There were many more applied talks too, that I very much enjoyed, to a range of interesting applications and data. Barbel Finkenstadt gave a talk that included, in part, work carried out by Dafyd Jenkins, and I was filled with an up-welling of pride to see him doing so well! I also particularly appreciated Richard Boys’s honest attempt to build an inference scheme with a messy model and messy data and obtaining mixed results.

All-in-all, an enjoyable and interesting week, well worth the trip, and I look forward to following up on some interesting new methodologies.

# New Publication: Global transcription regulation of RK2 plasmids: a case study in the combined use of dynamical mathematical models and statistical inference for integration of experimental data and hypothesis exploration.

Today we have published a new article in BMC Systems Biology:

Herman, D., Thomas, C.M. and Stekel, D.J. 2011. Global transcription regulation of RK2 plasmids: a case study in the combined use of dynamical mathematical models and statistical inference for integration of experimental data and hypothesis exploration. BMC Systems Biology 2011, 5:119.

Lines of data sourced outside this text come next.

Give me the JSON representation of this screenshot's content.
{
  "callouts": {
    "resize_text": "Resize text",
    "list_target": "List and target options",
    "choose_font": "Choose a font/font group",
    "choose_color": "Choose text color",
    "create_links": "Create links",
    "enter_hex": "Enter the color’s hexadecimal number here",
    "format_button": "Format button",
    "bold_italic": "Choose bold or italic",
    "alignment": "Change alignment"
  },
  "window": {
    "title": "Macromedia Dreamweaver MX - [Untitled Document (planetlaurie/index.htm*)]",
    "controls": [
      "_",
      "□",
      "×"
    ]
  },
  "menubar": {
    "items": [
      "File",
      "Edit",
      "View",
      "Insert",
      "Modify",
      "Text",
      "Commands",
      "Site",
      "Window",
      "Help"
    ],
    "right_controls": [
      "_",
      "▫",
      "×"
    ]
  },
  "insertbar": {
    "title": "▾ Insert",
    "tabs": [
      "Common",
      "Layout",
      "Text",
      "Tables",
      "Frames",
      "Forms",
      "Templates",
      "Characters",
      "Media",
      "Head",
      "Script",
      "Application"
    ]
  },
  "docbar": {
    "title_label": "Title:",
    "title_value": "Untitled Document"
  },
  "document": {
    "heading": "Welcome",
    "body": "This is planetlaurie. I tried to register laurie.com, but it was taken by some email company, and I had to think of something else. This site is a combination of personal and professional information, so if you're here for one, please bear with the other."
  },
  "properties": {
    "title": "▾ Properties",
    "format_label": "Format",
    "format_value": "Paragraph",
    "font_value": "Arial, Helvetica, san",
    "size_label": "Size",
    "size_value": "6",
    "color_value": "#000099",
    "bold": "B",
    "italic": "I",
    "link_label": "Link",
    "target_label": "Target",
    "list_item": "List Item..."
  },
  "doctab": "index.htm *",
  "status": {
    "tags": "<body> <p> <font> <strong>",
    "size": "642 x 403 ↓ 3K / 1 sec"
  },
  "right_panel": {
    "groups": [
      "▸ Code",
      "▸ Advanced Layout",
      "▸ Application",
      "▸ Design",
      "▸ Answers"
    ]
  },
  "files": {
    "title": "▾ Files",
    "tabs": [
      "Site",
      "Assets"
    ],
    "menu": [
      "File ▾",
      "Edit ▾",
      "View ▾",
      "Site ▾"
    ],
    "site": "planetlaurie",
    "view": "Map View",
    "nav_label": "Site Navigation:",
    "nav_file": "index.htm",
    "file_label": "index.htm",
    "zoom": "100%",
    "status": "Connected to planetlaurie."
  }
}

This is Dorota’s first published research article so big congratulations to due to her: a very well-deserved achievement! The paper abstract is:

#### Background

IncP-1 plasmids are broad host range plasmids that have been found in clinical and environmental bacteria. They often carry genes for antibiotic resistance or catabolic pathways. The archetypal IncP-1 plasmid RK2 is a well-characterized biological system, with a fully sequenced and annotated genome and wide range of experimental measurements. Its central control operon, encoding two global regulators KorA and KorB, is a natural example of a negatively self-regulated operon. To increase our understanding of the regulation of this operon, we have constructed a dynamical mathematical model using Ordinary Differential Equations, and employed a Bayesian inference scheme, Markov Chain Monte Carlo (MCMC) using the Metropolis-Hastings algorithm, as a way of integrating experimental measurements and a priori knowledge. We also compared MCMC and Metabolic Control Analysis (MCA) as approaches for determining the sensitivity of model parameters.

#### Results

We identified two distinct sets of parameter values, with different biological interpretations, that fit and explain the experimental data. This allowed us to highlight the proportion of repressor protein as dimers as a key experimental measurement defining the dynamics of the system. Analysis of joint posterior distributions led to the identification of correlations between parameters for protein synthesis and partial repression by KorA or KorB dimers, indicating the necessary use of joint posteriors for correct parameter estimation. Using MCA, we demonstrated that the system is highly sensitive to the growth rate but insensitive to repressor monomerization rates in their selected value regions; the latter outcome was also confirmed by MCMC. Finally, by examining a series of model refinements for partial repression by KorA or KorB dimers alone, we showed that a model including partial repression by KorA and KorB was most compatible with existing experimental data.

#### Conclusions

We have demonstrated that the combination of dynamical mathematical models with Bayesian inference is valuable in integrating diverse experimental data and identifying key determinants and parameters for the IncP-1 central control operon. Moreover, we have shown that Bayesian inference and MCA are complementary methods for identification of sensitive parameters. We propose that this demonstrates generic value in applying this combination of approaches to systems biology dynamical modelling.